First, given our propensity for shortfalls in state revenues that occur because of our regressive sales tax/no income tax structure and its dependence on high commodity prices to stimulate our economy, we need to think about reforming our tax system in a way that doesn’t rely on swings in world market prices for grain and livestock.  Next, our congressional delegation should be wary of jumping on President Trump’s promise to supercharge the economy with tax cuts for high earners.  Last Fall our Congresswoman Kristi Noem breezily and uncritically touted a tax reform package of tax cuts that she claimed would result in a 9.1% growth rate, which showed that she knows neither History, nor Economics, nor what she’s talking about.  Given that the Laffer Curve has been a floppola at both the national and state levels,  this notion that cutting taxes automatically does all of some good is the kind of snake oil that sells well to rubes but in the end only makes its hucksters some money [John Tsitrian, “The Laffable Curve Flatlines in Kansas. South Dakotans, Take Heed,” The Constant Commoner, 2017.06.08].

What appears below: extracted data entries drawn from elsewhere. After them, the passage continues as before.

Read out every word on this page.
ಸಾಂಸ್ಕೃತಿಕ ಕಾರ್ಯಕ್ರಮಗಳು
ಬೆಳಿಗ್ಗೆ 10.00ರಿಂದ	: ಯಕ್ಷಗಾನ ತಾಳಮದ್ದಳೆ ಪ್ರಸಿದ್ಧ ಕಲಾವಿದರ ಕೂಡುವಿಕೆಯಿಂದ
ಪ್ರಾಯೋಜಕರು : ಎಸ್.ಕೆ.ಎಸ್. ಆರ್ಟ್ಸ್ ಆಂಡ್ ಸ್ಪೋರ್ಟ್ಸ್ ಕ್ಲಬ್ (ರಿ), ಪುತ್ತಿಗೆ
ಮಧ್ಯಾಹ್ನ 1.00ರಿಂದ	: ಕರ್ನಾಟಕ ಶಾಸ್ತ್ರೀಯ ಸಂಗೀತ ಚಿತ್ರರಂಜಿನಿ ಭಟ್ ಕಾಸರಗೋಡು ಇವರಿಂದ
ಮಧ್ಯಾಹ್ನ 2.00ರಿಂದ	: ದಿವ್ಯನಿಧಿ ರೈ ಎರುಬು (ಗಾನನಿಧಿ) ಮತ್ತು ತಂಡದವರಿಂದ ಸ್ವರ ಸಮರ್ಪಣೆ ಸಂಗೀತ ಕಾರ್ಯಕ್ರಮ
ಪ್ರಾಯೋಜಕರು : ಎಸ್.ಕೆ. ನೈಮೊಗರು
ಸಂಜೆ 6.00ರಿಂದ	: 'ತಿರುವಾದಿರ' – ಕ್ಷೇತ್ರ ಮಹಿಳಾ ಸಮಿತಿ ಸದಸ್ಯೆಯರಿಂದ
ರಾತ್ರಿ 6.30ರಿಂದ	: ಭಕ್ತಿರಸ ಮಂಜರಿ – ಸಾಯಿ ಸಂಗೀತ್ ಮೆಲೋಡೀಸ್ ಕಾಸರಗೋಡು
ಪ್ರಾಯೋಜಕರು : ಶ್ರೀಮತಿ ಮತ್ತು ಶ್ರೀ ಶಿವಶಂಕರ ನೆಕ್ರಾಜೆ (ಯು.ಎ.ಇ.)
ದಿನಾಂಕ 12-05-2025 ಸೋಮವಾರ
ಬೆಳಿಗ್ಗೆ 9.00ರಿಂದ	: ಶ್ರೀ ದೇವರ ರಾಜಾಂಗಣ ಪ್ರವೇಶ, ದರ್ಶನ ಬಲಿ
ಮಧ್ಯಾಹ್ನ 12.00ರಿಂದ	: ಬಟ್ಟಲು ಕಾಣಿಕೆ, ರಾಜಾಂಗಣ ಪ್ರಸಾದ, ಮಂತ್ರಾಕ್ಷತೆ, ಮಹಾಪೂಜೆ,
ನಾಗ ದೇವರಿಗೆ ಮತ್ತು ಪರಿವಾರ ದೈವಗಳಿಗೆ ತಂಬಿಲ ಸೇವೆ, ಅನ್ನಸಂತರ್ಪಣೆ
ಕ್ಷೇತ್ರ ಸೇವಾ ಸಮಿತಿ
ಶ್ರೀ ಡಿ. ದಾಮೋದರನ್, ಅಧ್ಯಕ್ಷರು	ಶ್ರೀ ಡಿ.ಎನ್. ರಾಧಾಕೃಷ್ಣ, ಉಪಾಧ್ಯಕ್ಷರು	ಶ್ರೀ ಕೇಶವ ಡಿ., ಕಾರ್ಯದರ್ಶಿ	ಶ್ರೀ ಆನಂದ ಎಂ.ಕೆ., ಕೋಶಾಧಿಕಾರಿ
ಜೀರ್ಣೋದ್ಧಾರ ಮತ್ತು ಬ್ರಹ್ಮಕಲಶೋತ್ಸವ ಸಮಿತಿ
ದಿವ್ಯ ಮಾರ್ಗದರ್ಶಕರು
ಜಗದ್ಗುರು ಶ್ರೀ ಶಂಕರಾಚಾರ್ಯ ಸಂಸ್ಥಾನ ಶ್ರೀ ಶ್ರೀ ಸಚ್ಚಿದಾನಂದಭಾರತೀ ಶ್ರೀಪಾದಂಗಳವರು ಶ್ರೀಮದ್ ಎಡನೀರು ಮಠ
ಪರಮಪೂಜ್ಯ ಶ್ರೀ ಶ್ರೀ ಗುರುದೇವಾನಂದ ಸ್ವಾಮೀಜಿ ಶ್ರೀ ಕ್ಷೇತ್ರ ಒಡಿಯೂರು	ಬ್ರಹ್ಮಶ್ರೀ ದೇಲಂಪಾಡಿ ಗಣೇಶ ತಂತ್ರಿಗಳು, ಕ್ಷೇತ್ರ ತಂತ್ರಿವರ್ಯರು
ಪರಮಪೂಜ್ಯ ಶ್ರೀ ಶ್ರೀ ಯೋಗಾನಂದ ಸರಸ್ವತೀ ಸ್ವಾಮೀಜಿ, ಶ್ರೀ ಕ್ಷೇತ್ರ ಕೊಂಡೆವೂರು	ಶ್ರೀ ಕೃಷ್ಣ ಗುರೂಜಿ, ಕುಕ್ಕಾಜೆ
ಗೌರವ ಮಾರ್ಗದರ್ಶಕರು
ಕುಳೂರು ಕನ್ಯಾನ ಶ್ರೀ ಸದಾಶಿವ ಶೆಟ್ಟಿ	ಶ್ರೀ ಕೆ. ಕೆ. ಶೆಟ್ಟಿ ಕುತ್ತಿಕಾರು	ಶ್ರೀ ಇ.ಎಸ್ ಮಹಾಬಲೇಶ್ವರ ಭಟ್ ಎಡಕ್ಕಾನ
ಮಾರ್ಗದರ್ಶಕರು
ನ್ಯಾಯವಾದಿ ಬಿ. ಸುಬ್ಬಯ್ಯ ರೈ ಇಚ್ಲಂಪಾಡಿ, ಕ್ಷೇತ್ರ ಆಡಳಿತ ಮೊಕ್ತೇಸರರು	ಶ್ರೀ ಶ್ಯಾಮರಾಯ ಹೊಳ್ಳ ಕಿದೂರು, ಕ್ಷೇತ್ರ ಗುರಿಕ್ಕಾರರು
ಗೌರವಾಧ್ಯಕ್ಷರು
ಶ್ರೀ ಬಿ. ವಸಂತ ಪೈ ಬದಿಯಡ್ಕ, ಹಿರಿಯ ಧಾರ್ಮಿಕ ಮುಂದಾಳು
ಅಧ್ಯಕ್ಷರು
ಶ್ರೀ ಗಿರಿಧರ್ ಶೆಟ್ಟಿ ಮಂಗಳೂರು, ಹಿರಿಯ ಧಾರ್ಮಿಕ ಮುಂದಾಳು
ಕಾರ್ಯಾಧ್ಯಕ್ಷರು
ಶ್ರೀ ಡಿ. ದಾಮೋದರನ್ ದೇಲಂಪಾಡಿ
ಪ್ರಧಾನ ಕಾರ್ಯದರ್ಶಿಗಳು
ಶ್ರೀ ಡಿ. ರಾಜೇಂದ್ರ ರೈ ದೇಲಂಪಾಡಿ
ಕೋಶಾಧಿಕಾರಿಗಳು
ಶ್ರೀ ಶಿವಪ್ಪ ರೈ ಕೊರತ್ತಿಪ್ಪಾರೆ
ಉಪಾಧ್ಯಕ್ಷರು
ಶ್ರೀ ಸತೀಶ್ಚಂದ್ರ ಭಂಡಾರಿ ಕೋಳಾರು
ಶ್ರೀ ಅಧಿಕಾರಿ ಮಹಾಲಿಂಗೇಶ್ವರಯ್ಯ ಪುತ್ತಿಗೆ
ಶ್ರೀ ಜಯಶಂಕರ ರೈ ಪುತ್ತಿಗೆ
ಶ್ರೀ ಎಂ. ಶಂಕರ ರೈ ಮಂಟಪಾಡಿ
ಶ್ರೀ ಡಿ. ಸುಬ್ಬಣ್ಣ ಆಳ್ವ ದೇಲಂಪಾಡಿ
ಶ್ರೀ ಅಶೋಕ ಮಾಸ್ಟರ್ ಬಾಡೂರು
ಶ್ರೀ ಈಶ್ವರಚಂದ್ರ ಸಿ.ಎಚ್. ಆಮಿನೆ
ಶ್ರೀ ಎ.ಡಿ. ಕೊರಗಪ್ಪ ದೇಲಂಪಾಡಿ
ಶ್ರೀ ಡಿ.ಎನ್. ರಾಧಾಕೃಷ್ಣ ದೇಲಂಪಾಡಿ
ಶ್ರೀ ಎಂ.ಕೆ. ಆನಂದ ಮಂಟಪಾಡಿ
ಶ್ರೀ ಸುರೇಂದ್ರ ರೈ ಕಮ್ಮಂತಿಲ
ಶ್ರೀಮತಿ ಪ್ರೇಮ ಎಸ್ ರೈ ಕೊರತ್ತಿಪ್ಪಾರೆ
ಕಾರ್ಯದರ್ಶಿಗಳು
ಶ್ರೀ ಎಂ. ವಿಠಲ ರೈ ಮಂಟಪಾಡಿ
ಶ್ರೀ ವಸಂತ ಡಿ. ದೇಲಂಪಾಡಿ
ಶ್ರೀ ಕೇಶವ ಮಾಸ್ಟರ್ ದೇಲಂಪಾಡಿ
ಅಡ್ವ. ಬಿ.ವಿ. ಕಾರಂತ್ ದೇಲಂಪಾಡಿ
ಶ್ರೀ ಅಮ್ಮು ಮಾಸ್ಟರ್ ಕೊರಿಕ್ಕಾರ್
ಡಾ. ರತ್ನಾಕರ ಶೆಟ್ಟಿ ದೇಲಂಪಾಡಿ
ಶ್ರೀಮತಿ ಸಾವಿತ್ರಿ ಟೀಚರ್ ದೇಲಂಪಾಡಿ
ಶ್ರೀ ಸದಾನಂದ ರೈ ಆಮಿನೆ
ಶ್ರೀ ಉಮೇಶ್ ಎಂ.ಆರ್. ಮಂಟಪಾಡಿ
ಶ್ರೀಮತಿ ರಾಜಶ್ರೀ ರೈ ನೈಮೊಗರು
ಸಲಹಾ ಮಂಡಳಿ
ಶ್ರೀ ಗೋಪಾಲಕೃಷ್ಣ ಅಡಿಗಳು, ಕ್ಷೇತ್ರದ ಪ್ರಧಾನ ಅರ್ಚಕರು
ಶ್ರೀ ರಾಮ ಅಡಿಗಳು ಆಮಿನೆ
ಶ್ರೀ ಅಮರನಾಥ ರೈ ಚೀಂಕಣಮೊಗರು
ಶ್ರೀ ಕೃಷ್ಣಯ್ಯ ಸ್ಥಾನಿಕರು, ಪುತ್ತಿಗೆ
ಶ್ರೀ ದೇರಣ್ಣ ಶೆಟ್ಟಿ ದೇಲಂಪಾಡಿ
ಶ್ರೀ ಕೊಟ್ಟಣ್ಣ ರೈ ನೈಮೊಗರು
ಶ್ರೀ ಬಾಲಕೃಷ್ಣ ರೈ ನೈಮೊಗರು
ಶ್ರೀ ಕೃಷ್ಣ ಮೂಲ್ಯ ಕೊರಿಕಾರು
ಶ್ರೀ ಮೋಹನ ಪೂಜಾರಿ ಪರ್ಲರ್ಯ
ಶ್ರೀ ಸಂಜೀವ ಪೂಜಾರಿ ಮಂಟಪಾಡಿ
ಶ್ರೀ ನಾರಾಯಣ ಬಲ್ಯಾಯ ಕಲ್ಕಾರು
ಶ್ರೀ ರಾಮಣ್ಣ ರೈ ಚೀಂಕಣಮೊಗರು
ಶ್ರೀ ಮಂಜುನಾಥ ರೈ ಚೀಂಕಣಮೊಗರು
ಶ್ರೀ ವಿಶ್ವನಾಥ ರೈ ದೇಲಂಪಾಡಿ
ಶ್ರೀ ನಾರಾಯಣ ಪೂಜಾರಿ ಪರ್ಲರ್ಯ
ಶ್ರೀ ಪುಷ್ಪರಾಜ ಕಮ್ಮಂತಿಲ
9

Noem, Thune, Rounds, and Trump are relying on the same voodoo economics in their tax cut plan that Kansas Republicans just had to admit did not work. Alas, Kansas had to suffer for five years under the Brownback plan before its Republicans had to stop denying reality. Let’s hope Noem and her fellow Republicans will shake off their slogans and come to their senses sooner and spare us the Brownback wringer.

22 Comments

  1. mike from iowa

    Let’s hope Noem and her fellow Republicans will shake off their slogans and come to their senses sooner and spare us the Brownback wringer.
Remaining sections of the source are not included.